Lo stile fantasy delle “inchieste” di Report…

Latina, novembre 2016, il tribunale richiede attraverso la giunta per autorizzazioni della Camera dei Deputati l’arresto del deputato Maietta, arresto richiesto per degli appalti pilotati.

Pasquale Maietta all’epoca era deputato di Fratelli d’Italia, si autosospende su richiesta dei vertici del partito, non verrà più candidato, non farà più parte di Fratelli d’Italia da allora.

Roma, 8 dicembre 2020, la trasmissione Report manda in onda una puntata che, partendo proprio dal caso Maietta, dovrebbe raccontare di come il partito di Giorgia Meloni sia il partito più soggetto a infiltrazioni mafiose e malavitose.

Già la premessa dovrebbe essere sufficiente a capire come sia un pretesto per attaccare un partito ed un leader con il peccato originale di essere di destra, cosa non nuova a Report, ma la visione della trasmissione ha ingenerato un sentimento rabbioso verso quello che si dichiara giornalismo d’inchiesta e si rivela come inquisizione di parte.

Ma atteniamoci ai fatti, nudi e crudi, per arrivare alle conclusioni purtroppo fin troppo ovvie.

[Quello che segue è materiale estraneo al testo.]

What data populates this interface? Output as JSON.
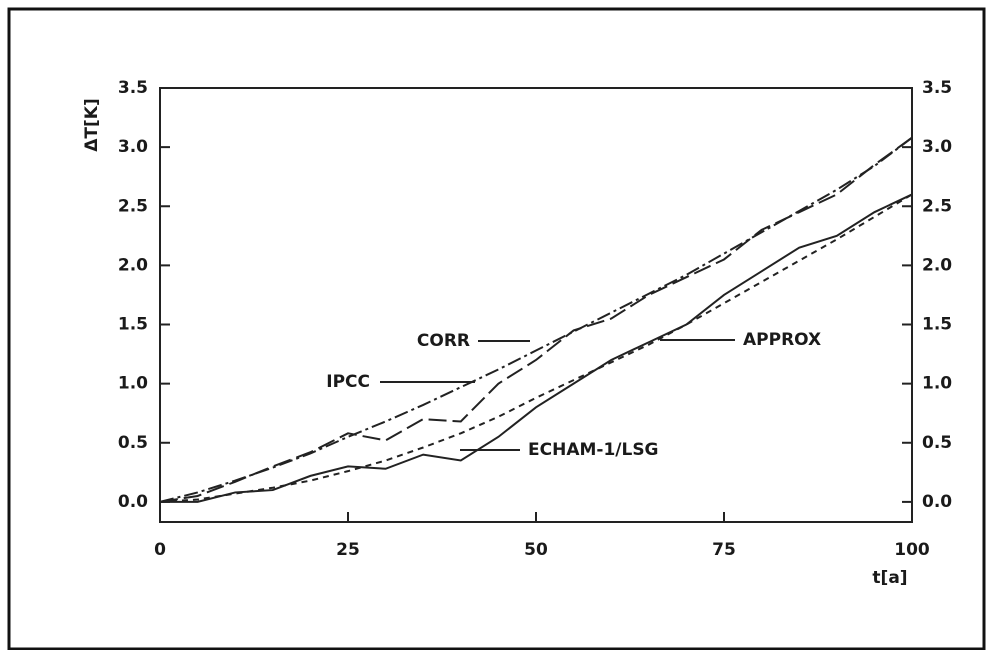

Di Maietta abbiamo già detto, anche se occorre precisare che fino ad allora era un ex parlamentare del PdL, un imprenditore stimato e senza alcuna pendenza nota. Lo stesso dicasi per gli altri nomi citati nel servizio, tutti immediatamente espulsi dal partito, non vale neanche la pena soffermarsi su questi aspetti facilmente rilevabili.

Quello però che la trasmissione tenta di fare ha del surreale, che potrebbe far sorridere se non rivelasse un evidente intento: lanciare dubbi e denigrare il partito di Giorgia Meloni.

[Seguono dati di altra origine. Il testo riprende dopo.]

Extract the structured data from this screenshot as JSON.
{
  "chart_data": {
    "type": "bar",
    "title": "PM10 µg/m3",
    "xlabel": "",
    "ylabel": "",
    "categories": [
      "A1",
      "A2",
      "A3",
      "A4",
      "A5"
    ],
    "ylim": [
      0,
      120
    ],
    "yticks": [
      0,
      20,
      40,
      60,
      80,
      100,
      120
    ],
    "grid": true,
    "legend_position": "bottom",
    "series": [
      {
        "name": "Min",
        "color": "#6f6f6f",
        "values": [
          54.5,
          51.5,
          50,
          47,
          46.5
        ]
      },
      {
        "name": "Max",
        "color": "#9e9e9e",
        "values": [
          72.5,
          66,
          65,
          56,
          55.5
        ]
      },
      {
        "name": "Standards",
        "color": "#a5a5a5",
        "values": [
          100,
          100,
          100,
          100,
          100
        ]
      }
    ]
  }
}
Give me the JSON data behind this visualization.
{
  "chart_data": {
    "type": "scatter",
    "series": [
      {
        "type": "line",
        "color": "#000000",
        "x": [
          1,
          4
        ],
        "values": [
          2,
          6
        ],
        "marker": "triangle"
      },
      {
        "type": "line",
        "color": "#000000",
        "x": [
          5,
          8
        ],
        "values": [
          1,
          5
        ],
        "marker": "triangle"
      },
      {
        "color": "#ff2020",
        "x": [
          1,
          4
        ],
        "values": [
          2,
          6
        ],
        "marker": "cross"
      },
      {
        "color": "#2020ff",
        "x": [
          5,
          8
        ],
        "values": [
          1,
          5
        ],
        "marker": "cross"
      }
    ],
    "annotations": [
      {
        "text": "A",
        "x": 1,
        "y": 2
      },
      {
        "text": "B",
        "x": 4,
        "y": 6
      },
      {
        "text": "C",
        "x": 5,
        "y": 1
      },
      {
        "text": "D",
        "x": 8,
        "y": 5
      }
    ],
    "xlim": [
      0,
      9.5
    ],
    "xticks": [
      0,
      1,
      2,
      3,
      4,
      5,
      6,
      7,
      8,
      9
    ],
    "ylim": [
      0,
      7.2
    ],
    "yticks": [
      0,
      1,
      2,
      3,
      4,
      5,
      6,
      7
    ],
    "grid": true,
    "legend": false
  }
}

Si parte dai tagli alle risposte della stessa Meloni, tagli fatti ad arte, da cui viene tolto l’essenziale per lasciare ciò che potrebbe rendere una sensazione di imbarazzo da parte sua. Fortuna vuole che esista e circoli la versione integrale di quell’intervista, da cui si capisce come il castello crollerebbe al primo istante se la trasmettessero integralmente.

Si va poi di nuovo a Maietta, il fulcro di tutto il teorema della trasmissione, di cui si descrivono (anche in modo sommario) i procedimenti in corso, con l’evidente scopo di creare artatamente un sospetto di legame tra le sue potenziali malefatte e FDI. Fatto è che le attività per cui Maietta è sotto processo non riconducono in alcun modo a Fratelli d’Italia, ma questo è un particolare non rilevante per chi si professa giornalista d’inchiesta

Nel corso del servizio si cita anche subdolamente il nome del Sen. Calandrini, senza però specificare che tale nome non è legato a nessuna attività da parte di Calandrini stesso, ma a voti per lui presuntamente richiesti da Maietta, tanto che agli atti risulta che il Calandrini fosse inconsapevole del tutto, ma l’importante era buttare là il nome e generare reazioni e dubbi.

E dopo Maietta cosa inventarsi? Non bastano pochi minuti di pseudo giornalismo per creare l’ipotesi di sistema.

Ebbene allora ecco che con un triplo salto mortale avvitato come fosse antani, il buon Ranucci tira fuori Gelli e Ligresti dal cilindro per arrivare a Casa Pound…così, come nulla fosse!

Dopo le scontate dissertazioni e indicazioni sulla nefandezza dei suoi componenti il simpatico conduttore decide che il legame con Fratelli d’Italia è assodato. La prova? Alcuni dirigenti locali del partito della Meloni hanno partecipato a manifestazioni o incontri con Casa Pound! Effettivamente uno scandalo da Pulitzer.

Terminato il capitolo dedicato alle tartarughe nere, sempre seguendo il filo narrativo del fantasy, il nostro Ranucci dove va? Ma da Forza Nuova! E che ci dice? Che la loro sede è di proprietà della Fondazione Alleanza Nazionale, fondazione di cui fa parte Fratelli d’Italia, quindi per potere transitivo Fratelli d’Italia se la fa con Forza Nuova. Anche in questo caso il grande “inchiestologo” omette di dire che la sede fu occupata anni fa e che attualmente Forza Nuova è sotto sfratto, ma come sempre son particolari di poco conto.

Insomma, un servizio creato ad arte, che racconta verità parziali e non racconta quel che non fa comodo.

Ma si sa: le inchieste di Report finiscono dove iniziano le verità scomode.